Jakaranda, Güney Afrika’dan geldiği için kendi iklimine uyarak sonbaharda çiçek açıp, ilkbaharda yapraklarını döküyordu. 15 gün önce gittiğim Bodrum’da Jakaranda henüz yapraklanmamıştı. “Yakında açar” dedi Amelie…Yeni iklime uyum sağlamıştı. Hızla büyüyen ve eflatun güzelliğiyle çevreyi kaplayan Jakarandalar Adana’da koca koca binaların egemenliğine karşı direniş simgeleri gibi. Hepsi de zarafet örnekleri.

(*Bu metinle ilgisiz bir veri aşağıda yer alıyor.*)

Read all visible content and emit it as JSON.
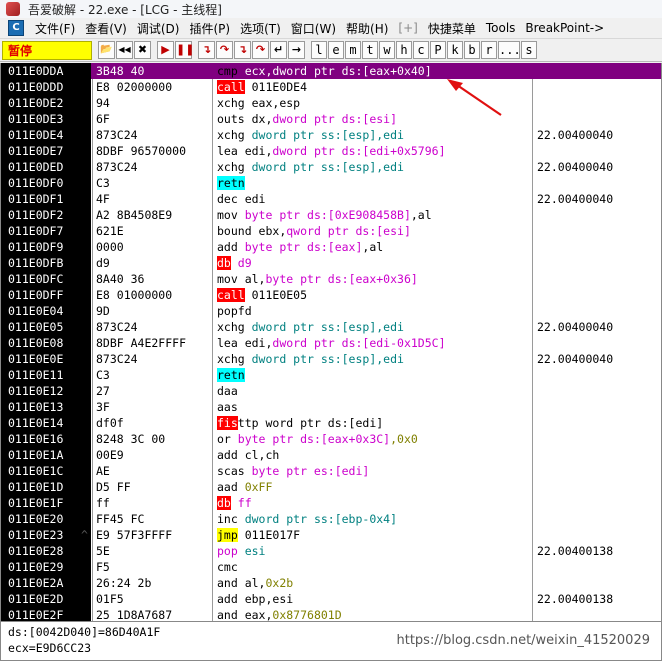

Adana İşkadınları Derneği Başkanı Berman Mantı, “Jakaranda, biz kadınların da simgesi. Onun kokusunu, renklerini kullanarak parfümler üreteceğiz” diyor. Başkan Soner Çetin, birincisini gerçekleştirdikleri Jakaranda Festivali'ni kalıcı hale getirmeye kararlı. "Kentimizin sembolü Jakaranda olacak, bu bir marka haline gelecek, ağaçları çoğaltacağız" diyor.

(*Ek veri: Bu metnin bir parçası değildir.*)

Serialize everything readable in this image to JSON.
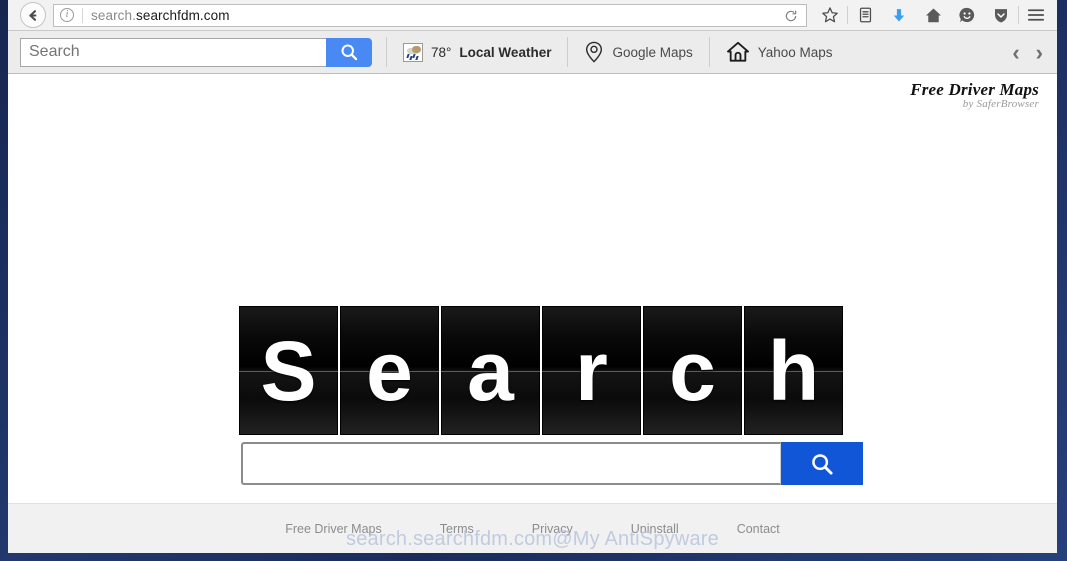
{
  "browser": {
    "back_icon": "back-arrow-icon",
    "site_info_icon": "info-circle-icon",
    "url_prefix": "search.",
    "url_domain": "searchfdm.com",
    "reload_icon": "reload-icon",
    "toolbar_icons": [
      {
        "name": "bookmark-star-icon",
        "glyph": "☆"
      },
      {
        "name": "library-icon",
        "glyph": "Ὅ6"
      },
      {
        "name": "downloads-icon",
        "glyph": "⬇"
      },
      {
        "name": "home-icon",
        "glyph": "⌂"
      },
      {
        "name": "smiley-face-icon",
        "glyph": "☺"
      },
      {
        "name": "shield-icon",
        "glyph": "⛊"
      },
      {
        "name": "hamburger-menu-icon",
        "glyph": "☰"
      }
    ]
  },
  "addon_toolbar": {
    "search_placeholder": "Search",
    "search_value": "",
    "search_button_icon": "magnifier-icon",
    "links": [
      {
        "name": "local-weather",
        "icon": "weather-icon",
        "temp": "78°",
        "label": "Local Weather"
      },
      {
        "name": "google-maps",
        "icon": "map-pin-icon",
        "label": "Google Maps"
      },
      {
        "name": "yahoo-maps",
        "icon": "home-outline-icon",
        "label": "Yahoo Maps"
      }
    ],
    "prev_arrow": "‹",
    "next_arrow": "›"
  },
  "page": {
    "brand_title": "Free Driver Maps",
    "brand_subtitle": "by SaferBrowser",
    "logo_letters": [
      "S",
      "e",
      "a",
      "r",
      "c",
      "h"
    ],
    "search_value": "",
    "search_placeholder": "",
    "search_button_icon": "magnifier-icon"
  },
  "footer": {
    "links": [
      {
        "name": "footer-link-free-driver-maps",
        "label": "Free Driver Maps"
      },
      {
        "name": "footer-link-terms",
        "label": "Terms"
      },
      {
        "name": "footer-link-privacy",
        "label": "Privacy"
      },
      {
        "name": "footer-link-uninstall",
        "label": "Uninstall"
      },
      {
        "name": "footer-link-contact",
        "label": "Contact"
      }
    ],
    "watermark": "search.searchfdm.com@My AntiSpyware"
  },
  "colors": {
    "accent_blue": "#1256d8",
    "toolbar_blue": "#4889f4",
    "frame_navy": "#1e3163",
    "footer_gray": "#f1f1f1"
  }
}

En büyük destekçisi de kadınlar. Başkan Çetin’in kente kazandırdığı “Yöresel Lezzetler Çarşısı” da görülmeye değer. Başkan Çetin, eski bir voleybolcu. Bugün de voleyboldan desteğini eksik etmiyor. Çukurova Belediyesi Kadın Voleybol Takımı, kuruluşunun ikinci yılında Sultanlar Ligi’ne çıkmayı başarmış. Ünlü İtalyan kadın voleybolcu Bosetti, Ukraynalı yıldız Olesia, Peru milli oyuncusu Leyra ile güçlü bir takım oluşturulmuş. Önümüzdeki sezon ilk 6 içinde yer alıp Avrupa kupalarında yarışmayı hedefliyor.
Neşeli sokaklar
4 gün süren festivalin düzenleyicileri, ağırlıklı olarak kadınlar ve çocuklar. Heykel yapanlar, küçük müzik topluluklarıyla konser verenler, el işleri sergileyenler, Luvilavant isimli bölgesel parfümü tanıtanlar, sokakları neşelendiriyor. Adana’ya gelmişken Tarsus’a uğramamak olmazdı.

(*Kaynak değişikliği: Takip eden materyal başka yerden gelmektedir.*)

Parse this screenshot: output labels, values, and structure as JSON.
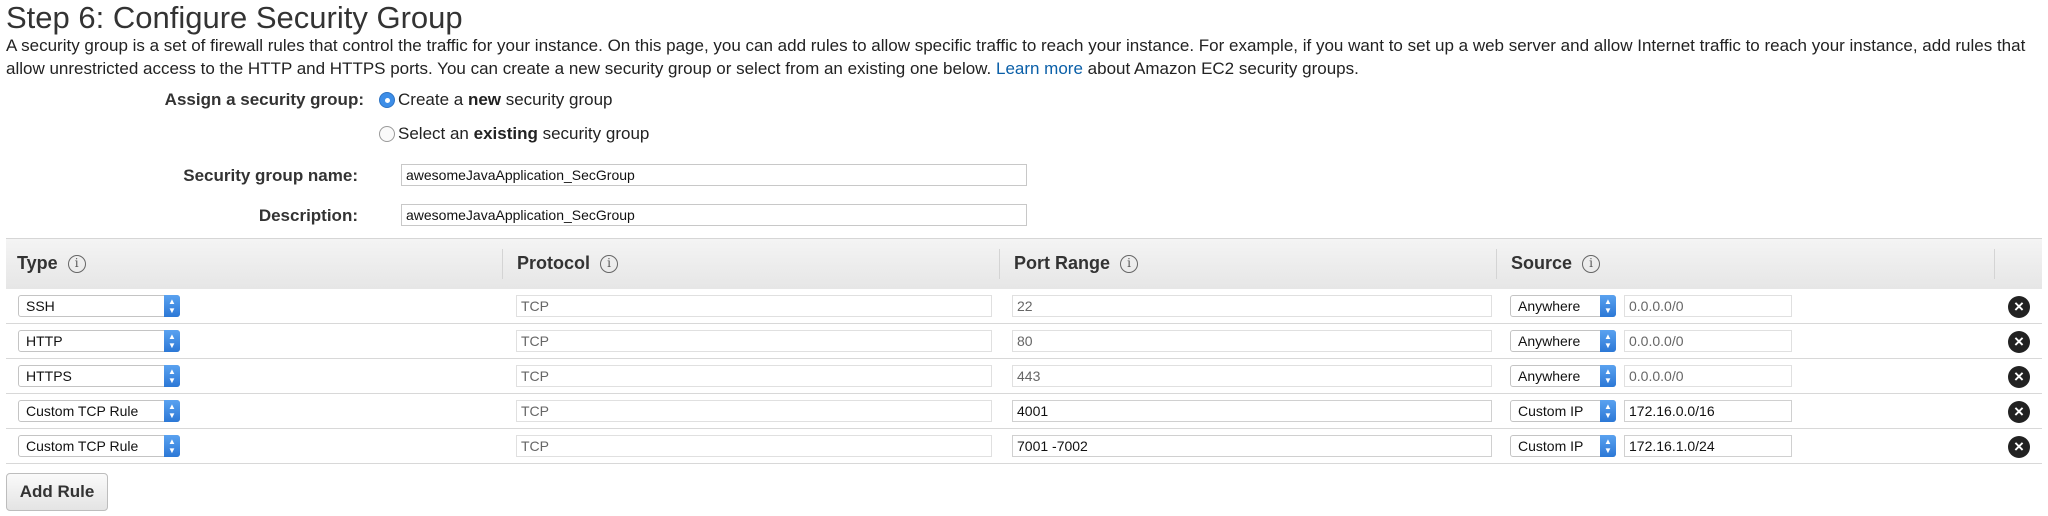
{
  "page": {
    "title": "Step 6: Configure Security Group",
    "intro_text": "A security group is a set of firewall rules that control the traffic for your instance. On this page, you can add rules to allow specific traffic to reach your instance. For example, if you want to set up a web server and allow Internet traffic to reach your instance, add rules that allow unrestricted access to the HTTP and HTTPS ports. You can create a new security group or select from an existing one below.",
    "learn_more_link": "Learn more",
    "intro_suffix": "about Amazon EC2 security groups."
  },
  "assign": {
    "label": "Assign a security group:",
    "option_new_prefix": "Create a ",
    "option_new_bold": "new",
    "option_new_suffix": " security group",
    "option_existing_prefix": "Select an ",
    "option_existing_bold": "existing",
    "option_existing_suffix": " security group",
    "selected": "new"
  },
  "form": {
    "name_label": "Security group name:",
    "name_value": "awesomeJavaApplication_SecGroup",
    "description_label": "Description:",
    "description_value": "awesomeJavaApplication_SecGroup"
  },
  "table": {
    "headers": {
      "type": "Type",
      "protocol": "Protocol",
      "port_range": "Port Range",
      "source": "Source"
    },
    "info_icon": "info-icon",
    "rows": [
      {
        "type": "SSH",
        "protocol": "TCP",
        "port_range": "22",
        "source_type": "Anywhere",
        "source_cidr": "0.0.0.0/0"
      },
      {
        "type": "HTTP",
        "protocol": "TCP",
        "port_range": "80",
        "source_type": "Anywhere",
        "source_cidr": "0.0.0.0/0"
      },
      {
        "type": "HTTPS",
        "protocol": "TCP",
        "port_range": "443",
        "source_type": "Anywhere",
        "source_cidr": "0.0.0.0/0"
      },
      {
        "type": "Custom TCP Rule",
        "protocol": "TCP",
        "port_range": "4001",
        "source_type": "Custom IP",
        "source_cidr": "172.16.0.0/16"
      },
      {
        "type": "Custom TCP Rule",
        "protocol": "TCP",
        "port_range": "7001 -7002",
        "source_type": "Custom IP",
        "source_cidr": "172.16.1.0/24"
      }
    ]
  },
  "actions": {
    "add_rule": "Add Rule"
  },
  "colors": {
    "link": "#0a5fa8",
    "select_accent": "#2c78d6",
    "remove_icon": "#222222"
  }
}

Genç girişimci Latif Şimşek, sağladığı rahat ve konforlu araçlarla gazeteci ekibini ağırladı. Tarsus Şelalesi'ni ve Tarsus Amerikan Koleji'ni ziyaret ettik. Yağışlı geçen bir kışın ardından şelalenin coşkun suları görülmeye değerdi. Kolejin zengin kütüphanesini dolaştık. İç ferahlatan bahçesinde kahvemizi içtik. Bir sabah erkenden Adana eski çarşının yolunu tuttum.
Küçük Saat, Büyük Saat meydanlarının arasında sıra sıra ciğerciler dikkat çekiyordu. Yerli turist grupları ciğerci masalarına oturmuş, bekliyordu. Tenekeciler, demirciler geleneksel sanatları sürdürmekten vazgeçmemişti. Esnafla sohbet ettim. Tenekeci İsmail Usta’nın dükkanında önce bakır tastan su, sonra çay içtim. Emekli çiftçi 89 yaşındaki Ahmet Orhan, fiyat artışlarına, hayat pahalılığına ne diyorsun soruma, tipik bir Adanalı şivesiyle cevap verdi: “Aciip, aciip.”